DevOps really just means connecting the development and the ops teams together in a more meaningful way, but it seems everybody has their own idea as to what that should look like. I think, fundamentally, DevOps is about talent. It doesn’t matter if you have the right tools and the right methodologies. Of course, they are important, but you also need the right mindset across teams to effectively collaborate early in the delivery life cycle, and the right framework under which you can have those conversations.
For too many years, people have been sitting in silos. It takes real effort on both sides to begin understanding and work together in a more agile and iterative fashion, and all of that needs to happen before you can even think about calling your approach “DevOps.”
We tackled this culture change with pilots. We started three pilots at varying levels of what might be considered “true DevOps,” and we’re learning from those pilots along the way. One of our Business Accelerator pilots recently went into production. The teams have really learned how to work together, and as a result, we’re breaking down the cross-functional silos within IT.
We’re also learning what DevOps means for our organization so that we can work toward meaningful goals – goals we couldn’t have developed without piloting, testing, and learning. For example, we’ve discovered that it’s not just the infrastructure and the application development team that benefit from DevOps. We’ve identified security and access management benefit as well. We’ve learned not to get too hung up on the ultimate, 100 percent purist view of what DevOps is, but rather put our focus and energy into changing the culture and driving outcomes.

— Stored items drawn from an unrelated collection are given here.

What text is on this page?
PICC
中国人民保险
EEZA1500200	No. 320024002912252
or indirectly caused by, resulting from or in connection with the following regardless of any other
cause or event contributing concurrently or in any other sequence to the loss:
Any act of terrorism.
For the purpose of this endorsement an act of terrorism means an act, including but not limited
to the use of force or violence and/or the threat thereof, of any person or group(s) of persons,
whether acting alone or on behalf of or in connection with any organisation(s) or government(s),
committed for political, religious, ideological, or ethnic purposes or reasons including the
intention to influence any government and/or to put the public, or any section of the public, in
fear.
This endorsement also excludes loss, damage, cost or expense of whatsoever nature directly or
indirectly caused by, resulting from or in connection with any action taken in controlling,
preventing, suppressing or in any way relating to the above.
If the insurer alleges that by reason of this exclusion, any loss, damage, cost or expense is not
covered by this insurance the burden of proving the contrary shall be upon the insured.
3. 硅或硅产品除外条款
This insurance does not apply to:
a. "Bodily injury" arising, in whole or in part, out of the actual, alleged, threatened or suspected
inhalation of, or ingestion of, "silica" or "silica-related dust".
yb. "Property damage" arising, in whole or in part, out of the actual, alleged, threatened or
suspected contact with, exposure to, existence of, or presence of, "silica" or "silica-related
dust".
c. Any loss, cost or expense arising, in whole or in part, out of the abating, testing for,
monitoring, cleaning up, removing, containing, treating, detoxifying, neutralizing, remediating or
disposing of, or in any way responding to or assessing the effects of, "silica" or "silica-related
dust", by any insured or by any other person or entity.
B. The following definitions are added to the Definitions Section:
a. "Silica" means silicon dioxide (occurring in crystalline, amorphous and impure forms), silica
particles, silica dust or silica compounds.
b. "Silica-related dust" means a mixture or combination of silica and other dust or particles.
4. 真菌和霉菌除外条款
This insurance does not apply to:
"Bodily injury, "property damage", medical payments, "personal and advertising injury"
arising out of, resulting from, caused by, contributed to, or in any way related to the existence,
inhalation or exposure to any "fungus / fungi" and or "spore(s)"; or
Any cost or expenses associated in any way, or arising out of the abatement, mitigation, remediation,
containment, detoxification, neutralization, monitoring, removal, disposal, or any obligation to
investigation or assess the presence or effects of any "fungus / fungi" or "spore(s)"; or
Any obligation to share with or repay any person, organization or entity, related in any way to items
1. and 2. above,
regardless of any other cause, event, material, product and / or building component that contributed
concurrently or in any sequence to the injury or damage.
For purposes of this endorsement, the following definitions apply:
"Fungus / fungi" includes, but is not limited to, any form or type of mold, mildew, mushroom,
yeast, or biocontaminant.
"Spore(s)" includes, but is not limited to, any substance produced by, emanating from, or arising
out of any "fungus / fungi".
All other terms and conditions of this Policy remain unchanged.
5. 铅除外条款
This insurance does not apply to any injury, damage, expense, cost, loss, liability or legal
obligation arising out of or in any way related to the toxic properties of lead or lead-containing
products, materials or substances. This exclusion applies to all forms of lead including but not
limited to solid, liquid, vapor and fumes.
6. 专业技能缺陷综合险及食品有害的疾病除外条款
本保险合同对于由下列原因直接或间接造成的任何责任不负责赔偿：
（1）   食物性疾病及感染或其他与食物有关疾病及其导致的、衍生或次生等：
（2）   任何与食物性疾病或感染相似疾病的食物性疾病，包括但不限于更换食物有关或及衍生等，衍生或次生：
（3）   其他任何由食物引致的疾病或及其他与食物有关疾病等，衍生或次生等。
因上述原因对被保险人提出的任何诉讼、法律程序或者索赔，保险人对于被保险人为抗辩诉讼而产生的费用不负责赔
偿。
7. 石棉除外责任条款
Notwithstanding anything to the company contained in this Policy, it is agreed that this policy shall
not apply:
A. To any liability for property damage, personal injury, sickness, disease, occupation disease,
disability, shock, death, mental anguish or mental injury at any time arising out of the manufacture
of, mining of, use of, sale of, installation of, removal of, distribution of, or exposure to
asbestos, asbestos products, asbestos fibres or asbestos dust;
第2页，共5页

Agile development is not a new concept for us. In fact, we’ve had agile trainers within the organization for 10-15 years. But we needed to rewrite our methodology for agile so that we could expand it more broadly throughout the organization. We needed to remove the shackles around our agile teams.
The battle that we ran into was that our team was effectively doing agile build work with scrum masters, multiple threads of work, parallel iterations, and so on. But they were surrounded by a layer of what I’d call traditional waterfall watchers, checkers, and auditors. Control functions are typically more waterfall-oriented. The hard part for us was figuring out a way to break through that enveloping layer of waterfall and more effectively tie “agile” into things like release management, deployment, and integration testing. It’s got to be the full stack, and that’s why agile development must be part of our Business Accelerator.
Design thinking is really at the core of our Business Accelerator. It enables us to look at problems from a client-end viewpoint and come up with the right solutions from the start.
The real challenge is that both business and technology need to change their mindset in order to start using design-thinking principles. They need to ask: What are the real problems we’re trying to solve? What are we trying to accomplish? What options do we have? What are we currently using such that we can make incremental changes rather than try to find 100 percent solutions and thereby insist on writing large requirements documents? You also need people who deeply know the business, deeply understand the client and the current technology involved in these interactions. Again, it’s more about talent and culture change than anything else.
As a full stack, the Business Accelerator is helping SunTrust keep pace with technology, become more agile, and better anticipate client needs. Along the way, it’s also helped us to identify critical talent and culture issues standing in the way of our success. I’d encourage other CIOs to consider incorporating all or as many of these components as they can into their IT strategies moving forward.